In your scenario, I would list her as child of her mother’s marriage, as her legal father was the man she thought of as such as she grew up; I would add her biological father with her mother as a second set of parents with an explanatory note.
This is why I started this thread, as her bio father was never a spouse to her mother, nor even a partner; as my aforementioned distant cousin called her biological father, he was nothing more than the sperm donor. I feel that as genealogists, we could come up with a different term than simply lumping couple who who had children but did not marry not even live together as “spouses”.

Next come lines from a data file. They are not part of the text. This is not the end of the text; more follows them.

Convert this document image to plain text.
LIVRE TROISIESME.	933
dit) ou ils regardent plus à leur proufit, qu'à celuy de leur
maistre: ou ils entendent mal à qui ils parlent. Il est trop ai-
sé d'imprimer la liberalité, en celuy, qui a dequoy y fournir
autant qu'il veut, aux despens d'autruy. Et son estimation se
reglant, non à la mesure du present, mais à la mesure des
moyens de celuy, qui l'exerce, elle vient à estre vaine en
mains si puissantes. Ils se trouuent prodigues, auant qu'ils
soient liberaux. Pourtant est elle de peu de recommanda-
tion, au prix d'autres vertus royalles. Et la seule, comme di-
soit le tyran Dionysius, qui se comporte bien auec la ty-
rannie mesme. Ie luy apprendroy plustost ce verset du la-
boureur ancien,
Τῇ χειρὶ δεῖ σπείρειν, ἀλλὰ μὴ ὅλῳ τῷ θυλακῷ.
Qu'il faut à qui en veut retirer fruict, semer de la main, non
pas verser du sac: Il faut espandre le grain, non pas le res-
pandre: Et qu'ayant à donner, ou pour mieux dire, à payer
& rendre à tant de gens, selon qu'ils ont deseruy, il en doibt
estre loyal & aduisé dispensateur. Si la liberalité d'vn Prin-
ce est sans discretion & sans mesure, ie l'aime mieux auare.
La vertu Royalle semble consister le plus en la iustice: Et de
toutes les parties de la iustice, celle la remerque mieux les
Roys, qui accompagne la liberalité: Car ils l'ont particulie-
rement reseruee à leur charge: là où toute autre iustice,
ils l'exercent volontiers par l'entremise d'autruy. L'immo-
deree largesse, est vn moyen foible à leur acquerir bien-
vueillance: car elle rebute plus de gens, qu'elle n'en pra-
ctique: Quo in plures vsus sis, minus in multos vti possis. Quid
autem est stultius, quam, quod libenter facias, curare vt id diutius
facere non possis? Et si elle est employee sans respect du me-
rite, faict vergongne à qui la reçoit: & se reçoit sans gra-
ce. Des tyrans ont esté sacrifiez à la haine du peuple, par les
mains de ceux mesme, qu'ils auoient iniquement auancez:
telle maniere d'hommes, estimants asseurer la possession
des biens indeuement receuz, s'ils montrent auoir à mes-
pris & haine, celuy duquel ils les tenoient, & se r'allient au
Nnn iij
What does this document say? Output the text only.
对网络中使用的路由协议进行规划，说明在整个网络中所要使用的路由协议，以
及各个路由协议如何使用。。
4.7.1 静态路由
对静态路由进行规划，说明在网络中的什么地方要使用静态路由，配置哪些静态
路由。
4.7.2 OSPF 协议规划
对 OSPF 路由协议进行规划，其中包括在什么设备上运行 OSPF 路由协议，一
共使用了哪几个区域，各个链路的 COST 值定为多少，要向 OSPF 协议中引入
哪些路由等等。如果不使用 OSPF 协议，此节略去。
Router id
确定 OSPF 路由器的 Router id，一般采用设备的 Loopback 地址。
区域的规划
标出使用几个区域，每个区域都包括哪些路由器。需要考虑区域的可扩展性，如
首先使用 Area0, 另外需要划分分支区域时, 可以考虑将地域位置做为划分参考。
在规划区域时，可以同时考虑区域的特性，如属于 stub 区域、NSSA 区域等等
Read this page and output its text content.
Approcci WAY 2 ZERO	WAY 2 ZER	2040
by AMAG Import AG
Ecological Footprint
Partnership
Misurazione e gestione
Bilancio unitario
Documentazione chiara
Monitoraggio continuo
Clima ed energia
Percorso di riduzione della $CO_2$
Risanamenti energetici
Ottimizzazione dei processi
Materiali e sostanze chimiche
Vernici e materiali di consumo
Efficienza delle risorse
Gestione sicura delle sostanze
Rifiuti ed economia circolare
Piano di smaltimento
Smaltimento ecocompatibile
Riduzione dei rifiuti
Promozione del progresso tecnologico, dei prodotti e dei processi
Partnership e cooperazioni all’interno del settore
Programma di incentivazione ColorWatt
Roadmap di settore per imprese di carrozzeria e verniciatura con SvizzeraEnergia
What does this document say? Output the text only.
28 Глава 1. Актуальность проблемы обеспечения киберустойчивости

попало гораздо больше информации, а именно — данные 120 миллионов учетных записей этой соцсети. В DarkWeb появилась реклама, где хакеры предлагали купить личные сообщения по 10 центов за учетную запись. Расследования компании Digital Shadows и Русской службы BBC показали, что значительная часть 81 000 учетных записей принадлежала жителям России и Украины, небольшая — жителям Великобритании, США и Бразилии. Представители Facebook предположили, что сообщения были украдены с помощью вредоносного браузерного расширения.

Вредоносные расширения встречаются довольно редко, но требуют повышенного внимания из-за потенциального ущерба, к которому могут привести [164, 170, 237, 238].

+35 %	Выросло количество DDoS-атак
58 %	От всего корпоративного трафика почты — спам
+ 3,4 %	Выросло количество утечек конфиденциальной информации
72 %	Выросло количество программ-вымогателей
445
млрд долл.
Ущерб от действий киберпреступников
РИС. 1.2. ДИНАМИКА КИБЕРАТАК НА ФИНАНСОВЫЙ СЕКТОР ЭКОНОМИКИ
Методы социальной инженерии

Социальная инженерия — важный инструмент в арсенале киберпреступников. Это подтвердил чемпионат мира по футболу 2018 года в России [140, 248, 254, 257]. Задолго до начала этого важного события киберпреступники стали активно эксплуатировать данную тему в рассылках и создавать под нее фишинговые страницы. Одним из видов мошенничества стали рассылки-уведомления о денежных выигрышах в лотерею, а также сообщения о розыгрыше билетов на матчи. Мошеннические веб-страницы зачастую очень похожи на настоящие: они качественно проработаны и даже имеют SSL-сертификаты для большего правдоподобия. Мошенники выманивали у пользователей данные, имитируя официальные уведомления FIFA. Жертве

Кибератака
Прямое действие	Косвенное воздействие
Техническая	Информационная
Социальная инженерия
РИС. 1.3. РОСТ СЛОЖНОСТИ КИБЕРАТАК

I have a number of half-siblings (my mother married three times and had children by each husband), and I count them as children of each respective couple. The exception is my sister, who was adopted and raised by my father, and never met her biological father.
I list her with two sets of parents (as RMG allows), our mother and her biological father, and our mother and the dad who raised her (and is her legal father).
Legally, since her adoption was completed before my birth, she and I are full siblings, according to the law.
Work at it long enough, and you’ll find all sorts of unusual relationships. On the topic of convoluted relationships, one set of great-great grandparents in my line married after each had been previously married and had families with said previous spouses. My great-great grandfather had daughters who were almost as old as my great-great grandmother’s youngest brothers; two of his daughters married two of her brothers. The two men were simultaneously my great-great grandfather’s sons-in-law AND his brothers-in-law, while their wives were my great-great grandmother’s step-daughters AND sisters-in-law. I don’t have to worry about any labels here, but it sometimes hurts my head to explain it.
I also have seventh-great grandparents who were step-siblings to each other; his father and her mother remarried when he was 19 and she 14, and they married when he was 24 and she 19. Again, no labels needed, just a note of the unusual nature of the events.